Deputy of the Congress of the Union for the 1st district of Tlaxcala
- Incumbent
- Assumed office 1 September 2021

Deputy of the Congress of the Union for the 1st district of Tlaxcala
- In office 1 September 2006 – 31 August 2009
- Preceded by: Martha Palafox Gutiérrez
- Succeeded by: Oralia López Hernández

Personal details
- Born: 24 April 1963 (age 63) Huamantla, Tlaxcala, Mexico
- Party: PT (since 2018)
- Other political affiliations: PAN (2002–2018)
- Occupation: Politician

= Alejandro Aguilar López =

Mexican politician

José Alejandro Aguilar López (born 24 April 1963) is a Mexican politician. He is a native of the city of Huamantla, Tlaxcala.

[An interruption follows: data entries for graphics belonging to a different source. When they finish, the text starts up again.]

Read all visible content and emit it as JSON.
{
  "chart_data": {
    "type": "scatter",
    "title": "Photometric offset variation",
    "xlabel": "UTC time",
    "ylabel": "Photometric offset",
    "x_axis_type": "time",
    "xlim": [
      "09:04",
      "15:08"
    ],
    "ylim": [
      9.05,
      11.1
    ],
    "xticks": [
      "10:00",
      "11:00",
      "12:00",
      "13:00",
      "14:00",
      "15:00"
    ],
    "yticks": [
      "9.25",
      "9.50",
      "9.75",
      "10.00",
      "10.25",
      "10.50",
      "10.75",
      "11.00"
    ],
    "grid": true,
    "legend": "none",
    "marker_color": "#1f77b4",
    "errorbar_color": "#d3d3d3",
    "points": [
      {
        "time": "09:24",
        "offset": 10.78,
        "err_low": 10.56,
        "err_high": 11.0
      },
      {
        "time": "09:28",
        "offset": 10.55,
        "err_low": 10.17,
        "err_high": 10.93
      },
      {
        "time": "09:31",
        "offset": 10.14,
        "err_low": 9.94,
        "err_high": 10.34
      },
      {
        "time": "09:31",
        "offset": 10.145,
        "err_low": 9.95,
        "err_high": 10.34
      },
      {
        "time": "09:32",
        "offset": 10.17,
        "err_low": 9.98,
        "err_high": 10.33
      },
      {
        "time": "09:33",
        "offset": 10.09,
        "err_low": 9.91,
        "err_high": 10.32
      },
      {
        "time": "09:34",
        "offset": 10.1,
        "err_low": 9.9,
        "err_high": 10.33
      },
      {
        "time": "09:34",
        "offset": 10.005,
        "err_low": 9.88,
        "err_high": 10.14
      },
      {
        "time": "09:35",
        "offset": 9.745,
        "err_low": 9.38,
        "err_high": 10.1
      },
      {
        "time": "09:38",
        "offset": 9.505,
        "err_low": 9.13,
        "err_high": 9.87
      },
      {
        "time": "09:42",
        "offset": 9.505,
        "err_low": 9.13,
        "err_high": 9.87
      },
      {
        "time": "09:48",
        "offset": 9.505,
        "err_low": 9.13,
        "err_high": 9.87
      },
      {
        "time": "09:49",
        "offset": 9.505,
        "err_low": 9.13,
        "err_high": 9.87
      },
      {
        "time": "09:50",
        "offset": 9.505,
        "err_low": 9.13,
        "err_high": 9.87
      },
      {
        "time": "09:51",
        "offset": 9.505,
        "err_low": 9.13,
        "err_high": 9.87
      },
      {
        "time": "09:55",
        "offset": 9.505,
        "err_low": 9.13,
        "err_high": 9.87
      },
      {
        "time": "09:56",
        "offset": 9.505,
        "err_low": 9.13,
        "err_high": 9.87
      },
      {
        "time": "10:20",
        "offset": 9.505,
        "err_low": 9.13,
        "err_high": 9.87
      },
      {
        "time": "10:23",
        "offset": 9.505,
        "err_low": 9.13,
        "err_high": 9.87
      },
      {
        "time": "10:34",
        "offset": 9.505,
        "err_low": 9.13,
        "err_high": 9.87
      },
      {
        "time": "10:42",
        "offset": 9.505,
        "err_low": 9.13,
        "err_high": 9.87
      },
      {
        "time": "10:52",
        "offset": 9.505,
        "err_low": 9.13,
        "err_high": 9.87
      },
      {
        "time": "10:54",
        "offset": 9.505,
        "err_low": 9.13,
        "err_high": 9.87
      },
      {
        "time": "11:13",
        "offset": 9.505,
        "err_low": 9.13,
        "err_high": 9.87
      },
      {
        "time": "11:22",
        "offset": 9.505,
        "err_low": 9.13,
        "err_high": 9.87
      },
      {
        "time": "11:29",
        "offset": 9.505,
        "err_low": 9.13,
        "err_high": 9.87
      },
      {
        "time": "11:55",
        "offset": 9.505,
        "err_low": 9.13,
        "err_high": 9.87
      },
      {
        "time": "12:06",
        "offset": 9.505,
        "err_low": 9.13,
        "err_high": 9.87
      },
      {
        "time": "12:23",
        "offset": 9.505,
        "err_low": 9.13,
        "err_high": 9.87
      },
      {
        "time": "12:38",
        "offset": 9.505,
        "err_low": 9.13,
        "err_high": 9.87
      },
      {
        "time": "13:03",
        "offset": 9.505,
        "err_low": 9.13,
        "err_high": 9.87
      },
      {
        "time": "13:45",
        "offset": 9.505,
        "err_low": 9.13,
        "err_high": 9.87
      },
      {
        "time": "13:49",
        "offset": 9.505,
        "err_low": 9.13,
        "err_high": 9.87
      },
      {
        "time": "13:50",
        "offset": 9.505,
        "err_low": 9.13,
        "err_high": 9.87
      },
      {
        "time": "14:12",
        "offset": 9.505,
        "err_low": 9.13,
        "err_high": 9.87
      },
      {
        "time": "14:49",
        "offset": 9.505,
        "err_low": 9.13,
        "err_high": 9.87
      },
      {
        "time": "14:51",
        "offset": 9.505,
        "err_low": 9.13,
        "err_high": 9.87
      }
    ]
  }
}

From 2006 to 2009 he served in the Chamber of Deputies during the 60th Congress representing Tlaxcala's 1st district for the National Action Party (PAN).
He resigned his seat on 23 February 2009 to take office as Secretary of Economic Development of the Tlaxcala state government.

He has also served two terms as municipal president of Huamantla: 2002–2005 and 2014–2017. In 2018, he left the PAN, to which he had belonged since 2002, and joined Labour Party (PT).

In the 2021 mid-terms, he was the candidate of the Juntos Hacemos Historia ("Together We Make History") coalition for Tlaxcala's 1st. He was elected to the 65th Congress and joined the parliamentary group of the Labour Party (PT). During the session he served as the secretary of the Culture and Cinematography Commission and on the commissions of Rural Development and Conservation, Agriculture and Food Self-Sufficiency; and, Economy, Commerce and Competitiveness.

He was re-elected to the same seat in the 2024 general election.